No caso do governador do Rio, os parlamentares querem explicações detalhadas sobre as nomeações de figuras ligadas ao crime organizado em cargos estratégicos do estado. A relação de proximidade com o ex-deputado Rodrigo Bacellar, recentemente preso por supostos elos com o Comando Vermelho, é um dos pontos sensíveis que a CPI pretende explorar. A suspeita é de que o governo estadual tenha servido de balcão de negócios para grupos armados, trocando influência política por financiamento e controle territorial, enquanto a população sofre com a violência desenfreada.
Já Ibaneis Rocha terá que responder sobre a permeabilidade do crime organizado na capital federal e as falhas de segurança que permitem o avanço de grupos criminosos no entorno do poder. A CPI investiga se houve omissão ou conivência de órgãos de segurança do DF em esquemas de lavagem de dinheiro e ocupação irregular de terras, práticas comuns de máfias que buscam legitimidade institucional. A presença de Ibaneis no depoimento é vista como fundamental para entender como o crime organizado tenta "grampear" as instituições no coração do Brasil.

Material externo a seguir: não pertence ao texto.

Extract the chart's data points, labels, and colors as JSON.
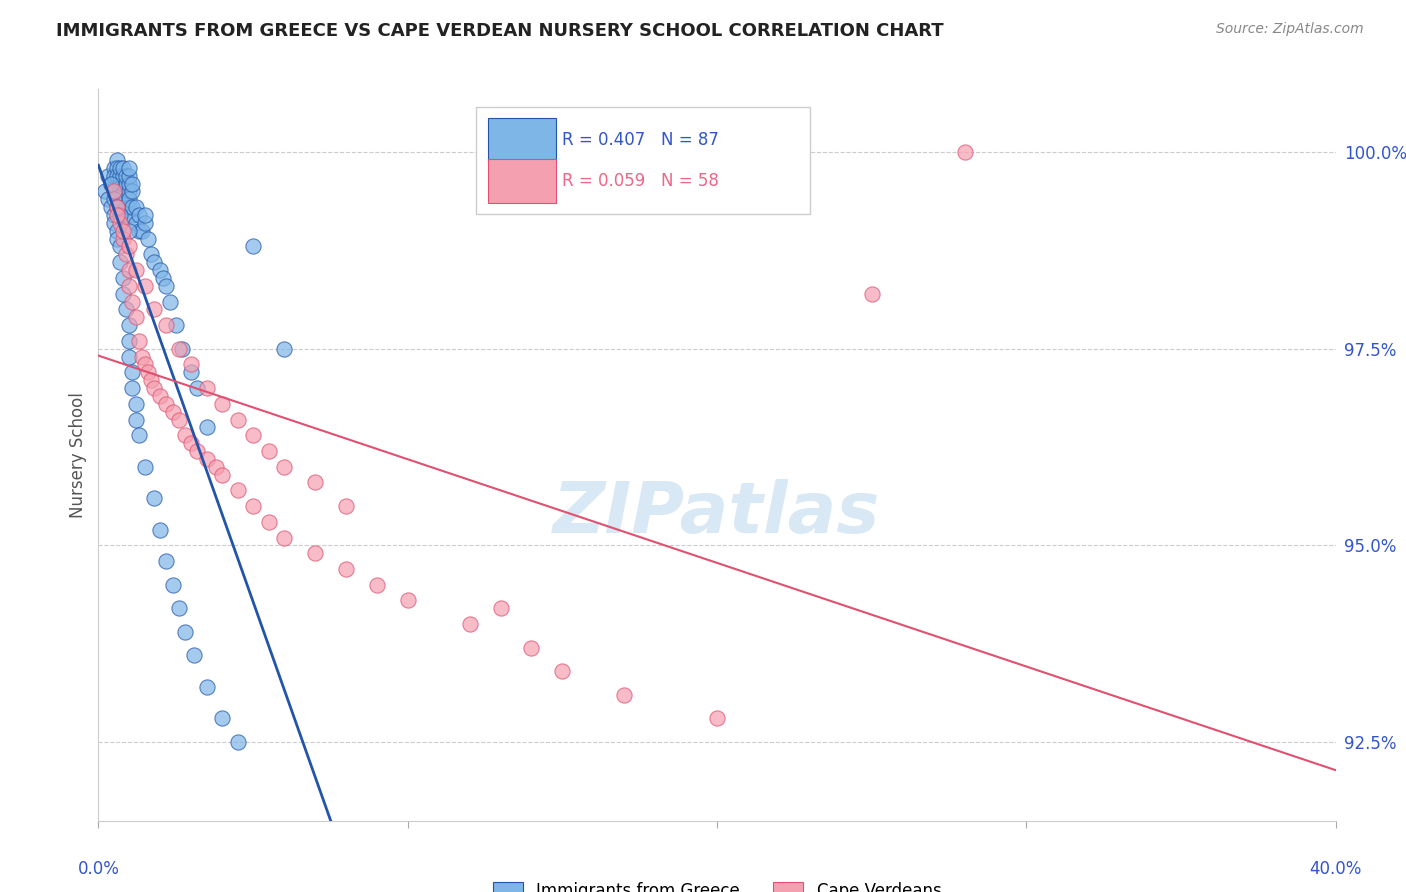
{
  "title": "IMMIGRANTS FROM GREECE VS CAPE VERDEAN NURSERY SCHOOL CORRELATION CHART",
  "source": "Source: ZipAtlas.com",
  "ylabel": "Nursery School",
  "yticks": [
    92.5,
    95.0,
    97.5,
    100.0
  ],
  "ytick_labels": [
    "92.5%",
    "95.0%",
    "97.5%",
    "100.0%"
  ],
  "xmin": 0.0,
  "xmax": 40.0,
  "ymin": 91.5,
  "ymax": 100.8,
  "legend_label1": "Immigrants from Greece",
  "legend_label2": "Cape Verdeans",
  "R1": 0.407,
  "N1": 87,
  "R2": 0.059,
  "N2": 58,
  "color_blue": "#7EB6E8",
  "color_pink": "#F4A0B0",
  "color_blue_line": "#2255AA",
  "color_pink_line": "#E05070",
  "color_blue_text": "#3355CC",
  "color_pink_text": "#EE6688",
  "color_grid": "#CCCCCC",
  "color_watermark": "#D8E8F5",
  "background_color": "#FFFFFF",
  "blue_x": [
    0.3,
    0.4,
    0.5,
    0.5,
    0.6,
    0.6,
    0.6,
    0.7,
    0.7,
    0.7,
    0.7,
    0.8,
    0.8,
    0.8,
    0.8,
    0.8,
    0.9,
    0.9,
    0.9,
    0.9,
    1.0,
    1.0,
    1.0,
    1.0,
    1.0,
    1.0,
    1.1,
    1.1,
    1.1,
    1.1,
    1.2,
    1.2,
    1.3,
    1.3,
    1.4,
    1.5,
    1.5,
    1.6,
    1.7,
    1.8,
    2.0,
    2.1,
    2.2,
    2.3,
    2.5,
    2.7,
    3.0,
    3.2,
    3.5,
    0.2,
    0.3,
    0.4,
    0.5,
    0.5,
    0.6,
    0.6,
    0.7,
    0.7,
    0.8,
    0.8,
    0.9,
    1.0,
    1.0,
    1.0,
    1.1,
    1.1,
    1.2,
    1.2,
    1.3,
    1.5,
    1.8,
    2.0,
    2.2,
    2.4,
    2.6,
    2.8,
    3.1,
    3.5,
    4.0,
    4.5,
    5.0,
    6.0,
    0.4,
    0.5,
    0.6,
    0.7,
    1.0
  ],
  "blue_y": [
    99.7,
    99.6,
    99.8,
    99.7,
    99.9,
    99.8,
    99.7,
    99.6,
    99.5,
    99.7,
    99.8,
    99.5,
    99.6,
    99.7,
    99.8,
    99.3,
    99.2,
    99.4,
    99.6,
    99.7,
    99.3,
    99.5,
    99.6,
    99.7,
    99.8,
    99.4,
    99.2,
    99.3,
    99.5,
    99.6,
    99.1,
    99.3,
    99.0,
    99.2,
    99.0,
    99.1,
    99.2,
    98.9,
    98.7,
    98.6,
    98.5,
    98.4,
    98.3,
    98.1,
    97.8,
    97.5,
    97.2,
    97.0,
    96.5,
    99.5,
    99.4,
    99.3,
    99.2,
    99.1,
    99.0,
    98.9,
    98.8,
    98.6,
    98.4,
    98.2,
    98.0,
    97.8,
    97.6,
    97.4,
    97.2,
    97.0,
    96.8,
    96.6,
    96.4,
    96.0,
    95.6,
    95.2,
    94.8,
    94.5,
    94.2,
    93.9,
    93.6,
    93.2,
    92.8,
    92.5,
    98.8,
    97.5,
    99.6,
    99.4,
    99.3,
    99.2,
    99.0
  ],
  "pink_x": [
    0.5,
    0.6,
    0.7,
    0.8,
    0.9,
    1.0,
    1.0,
    1.1,
    1.2,
    1.3,
    1.4,
    1.5,
    1.6,
    1.7,
    1.8,
    2.0,
    2.2,
    2.4,
    2.6,
    2.8,
    3.0,
    3.2,
    3.5,
    3.8,
    4.0,
    4.5,
    5.0,
    5.5,
    6.0,
    7.0,
    8.0,
    9.0,
    10.0,
    12.0,
    14.0,
    15.0,
    17.0,
    20.0,
    0.6,
    0.8,
    1.0,
    1.2,
    1.5,
    1.8,
    2.2,
    2.6,
    3.0,
    3.5,
    4.0,
    4.5,
    5.0,
    5.5,
    6.0,
    7.0,
    8.0,
    13.0,
    25.0,
    28.0
  ],
  "pink_y": [
    99.5,
    99.3,
    99.1,
    98.9,
    98.7,
    98.5,
    98.3,
    98.1,
    97.9,
    97.6,
    97.4,
    97.3,
    97.2,
    97.1,
    97.0,
    96.9,
    96.8,
    96.7,
    96.6,
    96.4,
    96.3,
    96.2,
    96.1,
    96.0,
    95.9,
    95.7,
    95.5,
    95.3,
    95.1,
    94.9,
    94.7,
    94.5,
    94.3,
    94.0,
    93.7,
    93.4,
    93.1,
    92.8,
    99.2,
    99.0,
    98.8,
    98.5,
    98.3,
    98.0,
    97.8,
    97.5,
    97.3,
    97.0,
    96.8,
    96.6,
    96.4,
    96.2,
    96.0,
    95.8,
    95.5,
    94.2,
    98.2,
    100.0
  ]
}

A convocação de governadores é um movimento raro e demonstra a gravidade dos indícios colhidos pela comissão até agora. Enquanto o governo Lula fortalece a Polícia Federal para combater o crime organizado sem espetacularizações, a CPI cumpre o papel de expor como a extrema-direita e seus aliados regionais permitiram que essas estruturas criminosas crescessem à sombra do Estado. O depoimento de Castro e Ibaneis promete ser um divisor de águas, revelando se a "lei e ordem" pregada por esses gestores não passava de uma cortina de fumaça para parcerias escusas.
A pressão sobre os governadores aumenta com o apoio da opinião pública, que exige transparência sobre o uso do dinheiro dos impostos. Se ficar comprovado que as máquinas estaduais foram aparelhadas para beneficiar facções, o destino político de ambos estará selado. A CPI tem em mãos documentos e quebras de sigilo que podem implodir alianças e levar a pedidos de intervenção ou impeachment. É a democracia brasileira reagindo contra a tentativa de transformar estados em feudos de organizações criminosas.
Com a data dos depoimentos se aproximando, Brasília se prepara para um embate jurídico e político de grandes proporções. Cláudio Castro e Ibaneis Rocha tentam manobras judiciais para evitar o comparecimento, mas o recado da CPI foi dado: ninguém, nem mesmo quem ocupa os palácios mais luxuosos, está imune à investigação quando o assunto é a segurança da nação. O país aguarda ansioso para saber quem são os verdadeiros sócios do crime organizado no topo da pirâmide política brasileira.